2.5 Ongoing Clinical Trials
Ongoing phase III clinical trials evaluating inclisiran include the ORION-4 cardiovascular outcomes trial (NCT03705234; currently recruiting) in adults with ASCVD and the ORION-5 trial (NCT03851705) in adults with homozygous familial hypercholesterolaemia. ORION-8 (NCT03814187), an ongoing open-label extension study of the phase III lipid-lowering trials (ORION-5, ORION-9, ORION-10 and ORION-11), is currently assessing the long-term use of inclisiran in adults with high cardiovascular risk and elevated LDL-C. ORION-3 (NCT03060577), the open-label, active-comparator extension study of the phase II ORION-1 trial, is similarly assessing the long-term use of inclisiran in this patient population.
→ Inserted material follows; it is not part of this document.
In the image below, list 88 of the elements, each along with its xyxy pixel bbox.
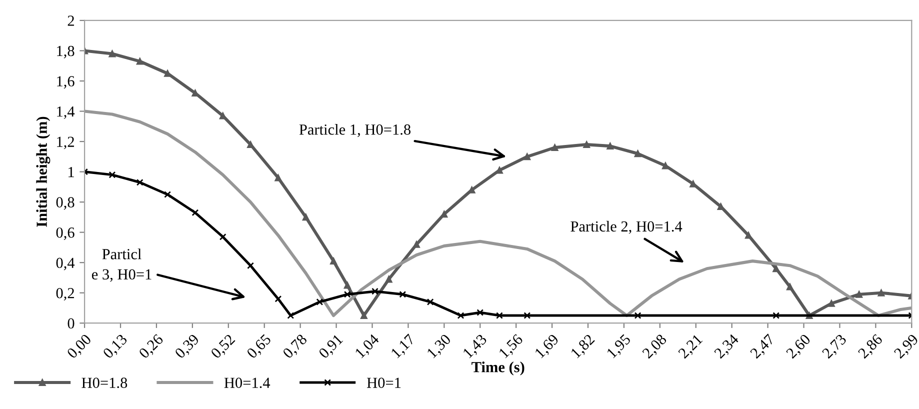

The placebo-controlled, multinational, phase III ORION-13 (NCT04659863) and ORION-16 (NCT04652726) trials, which are not yet recruiting, will evaluate inclisiran in adolescents aged 12 to 17 years with homozygous familial hypercholesterolaemia and heterozygous familial hypercholesterolaemia, respectively, and elevated LDL-C on stable, standard of care background lipid-lowering therapy. Also yet to begin recruiting is a phase II trial (NCT04666298) that will compare inclisiran and placebo in Japanese patients with high cardiovascular risk and elevated LDL-C and a phase III trial that will evaluate the efficacy and safety of inclisiran in Asian patients with ASCVD or ASCVD high risk and elevated LDL-C (as an adjunct to diet and maximally tolerated statins with or without additional lipid-lowering therapy).